A fretless board doesn't necessarily mean you have to use a flatwound. For instance, I love my fretless bass and hate flatwounds. Dead tone, dead feel to me.

Second; You intonate the whamola with the handle thingy right? So you don't even really need a fretboard if you ask me.. (could be wrong there, don't really have too much experience with whamolas  )


----------



## 5656130 (Apr 18, 2011)

deevit said:


> A fretless board doesn't necessarily mean you have to use a flatwound. For instance, I love my fretless bass and hate flatwounds. Dead tone, dead feel to me.
> 
> Second; You intonate the whamola with the handle thingy right? So you don't even really need a fretboard if you ask me.. (could be wrong there, don't really have too much experience with whamolas  )

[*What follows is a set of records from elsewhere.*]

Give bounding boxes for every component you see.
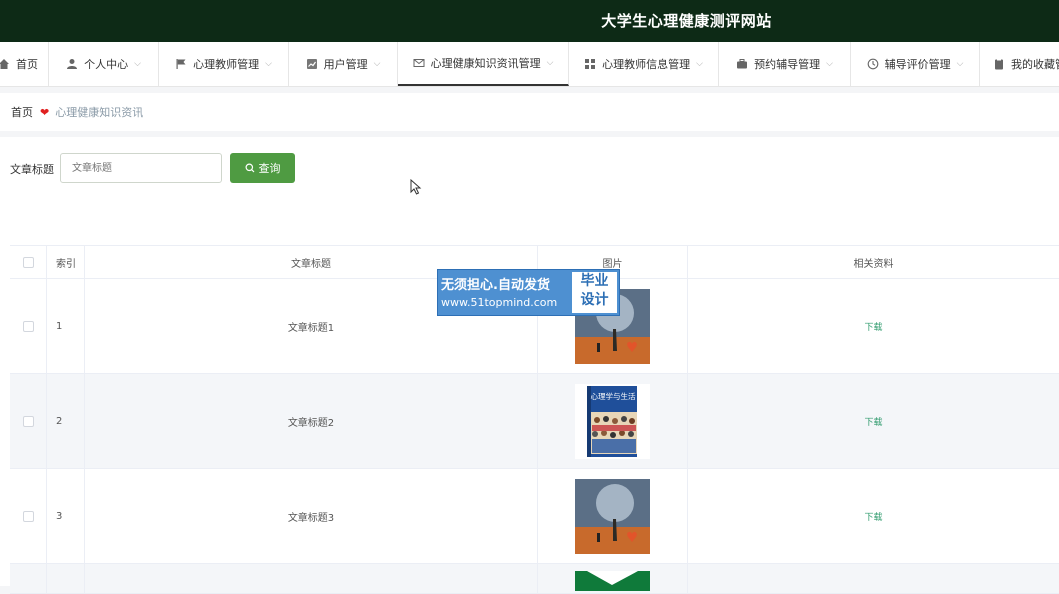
breadcrumb-current: 心理健康知识资讯 bbox=[55, 106, 144, 119]
green-image[interactable] bbox=[575, 571, 650, 591]
watermark-badge: 毕业 设计 bbox=[572, 272, 617, 313]
nav-item-favorites[interactable]: 我的收藏管理 bbox=[980, 42, 1059, 86]
download-link[interactable]: 下载 bbox=[864, 320, 882, 333]
top-bar: 大学生心理健康测评网站 bbox=[0, 0, 1059, 42]
chevron-down-icon: ⌵ bbox=[826, 59, 833, 69]
table-row bbox=[10, 564, 1059, 594]
nav-item-teacher-info[interactable]: 心理教师信息管理 ⌵ bbox=[569, 42, 719, 86]
row-checkbox[interactable] bbox=[22, 320, 34, 332]
nav-item-home[interactable]: 首页 bbox=[0, 42, 49, 86]
search-input[interactable] bbox=[60, 153, 222, 183]
flag-icon bbox=[176, 59, 186, 69]
mouse-cursor-icon bbox=[410, 179, 422, 195]
grid-icon bbox=[585, 59, 596, 69]
main-content: 文章标题 查询 索引 文章标题 图片 相关资料 1 文章标题1 bbox=[0, 137, 1059, 594]
row-checkbox[interactable] bbox=[22, 415, 34, 427]
nav-item-appointment[interactable]: 预约辅导管理 ⌵ bbox=[719, 42, 851, 86]
nav-item-review[interactable]: 辅导评价管理 ⌵ bbox=[851, 42, 980, 86]
search-icon bbox=[245, 163, 254, 173]
nav-item-teacher[interactable]: 心理教师管理 ⌵ bbox=[159, 42, 289, 86]
table-row: 2 文章标题2 心理学与生活 下载 bbox=[10, 374, 1059, 469]
select-all-checkbox[interactable] bbox=[22, 256, 34, 268]
chevron-down-icon: ⌵ bbox=[265, 59, 272, 69]
nav-item-knowledge[interactable]: 心理健康知识资讯管理 ⌵ bbox=[398, 42, 569, 86]
nav-item-personal[interactable]: 个人中心 ⌵ bbox=[49, 42, 159, 86]
row-title: 文章标题2 bbox=[85, 374, 538, 468]
table-row: 3 文章标题3 下载 bbox=[10, 469, 1059, 564]
svg-text:心理学与生活: 心理学与生活 bbox=[591, 391, 636, 401]
main-nav: 首页 个人中心 ⌵ 心理教师管理 ⌵ 用户管理 ⌵ 心理健康知识资讯管理 ⌵ 心理教师信… bbox=[0, 42, 1059, 87]
chevron-down-icon: ⌵ bbox=[373, 59, 381, 69]
row-index: 2 bbox=[47, 374, 85, 468]
chart-icon bbox=[306, 59, 317, 69]
watermark-line1: 无须担心.自动发货 bbox=[441, 278, 550, 293]
mail-icon bbox=[413, 59, 425, 67]
header-resource: 相关资料 bbox=[853, 258, 894, 270]
watermark-banner: 无须担心.自动发货 www.51topmind.com 毕业 设计 bbox=[437, 269, 620, 316]
nav-item-users[interactable]: 用户管理 ⌵ bbox=[289, 42, 398, 86]
briefcase-icon bbox=[737, 59, 748, 69]
heart-icon: ❤ bbox=[40, 105, 50, 119]
chevron-down-icon: ⌵ bbox=[546, 58, 554, 68]
chevron-down-icon: ⌵ bbox=[134, 59, 141, 69]
tree-heart-image[interactable] bbox=[575, 478, 650, 554]
search-label: 文章标题 bbox=[10, 163, 54, 176]
chevron-down-icon: ⌵ bbox=[696, 59, 703, 69]
clock-icon bbox=[867, 58, 878, 70]
search-button[interactable]: 查询 bbox=[230, 153, 295, 183]
home-icon bbox=[0, 59, 9, 69]
download-link[interactable]: 下载 bbox=[864, 510, 882, 523]
site-title: 大学生心理健康测评网站 bbox=[601, 12, 772, 30]
watermark-line2: www.51topmind.com bbox=[441, 296, 558, 309]
row-title: 文章标题3 bbox=[85, 469, 538, 563]
download-link[interactable]: 下载 bbox=[864, 415, 882, 428]
row-checkbox[interactable] bbox=[22, 510, 34, 522]
user-icon bbox=[67, 59, 78, 69]
clipboard-icon bbox=[995, 58, 1003, 70]
chevron-down-icon: ⌵ bbox=[956, 59, 964, 69]
header-index: 索引 bbox=[47, 246, 85, 278]
row-index: 3 bbox=[47, 469, 85, 563]
book-cover-image[interactable]: 心理学与生活 bbox=[575, 383, 650, 459]
breadcrumb: 首页 ❤ 心理健康知识资讯 bbox=[0, 93, 1059, 131]
breadcrumb-home[interactable]: 首页 bbox=[11, 104, 33, 120]
row-index: 1 bbox=[47, 279, 85, 373]
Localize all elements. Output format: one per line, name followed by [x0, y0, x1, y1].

Youre correct as far as not needing a fretboard you just raise the pitch of the string with the lever and i chose to use a fretboard because i want to able to slide my hand down it and hit diffrent notes


----------



## Bill Brown (Apr 19, 2011)

Haha! I've never seen a whamola before. Awesome!


----------



## 5656130 (Apr 19, 2011)

Bill Brown said:


> Haha! I've never seen a whamola before. Awesome!


 
Yeah the shaft and everythings done and ive got my output jack and wire all i need now is my lever and pickup which is coming im gonna start a progress thread of putting everything together as soon as i get all my parts.


----------



## sell2792 (Apr 20, 2011)

Pretty awesome. Def. gonna be unique sounding if you write/record material with it.


----------



## 5656130 (Apr 20, 2011)

sell2792 said:


> Pretty awesome. Def. gonna be unique sounding if you write/record material with it.



Yeah I've got a new experimental band going and i already talked to them about using it as soon as i get it built


----------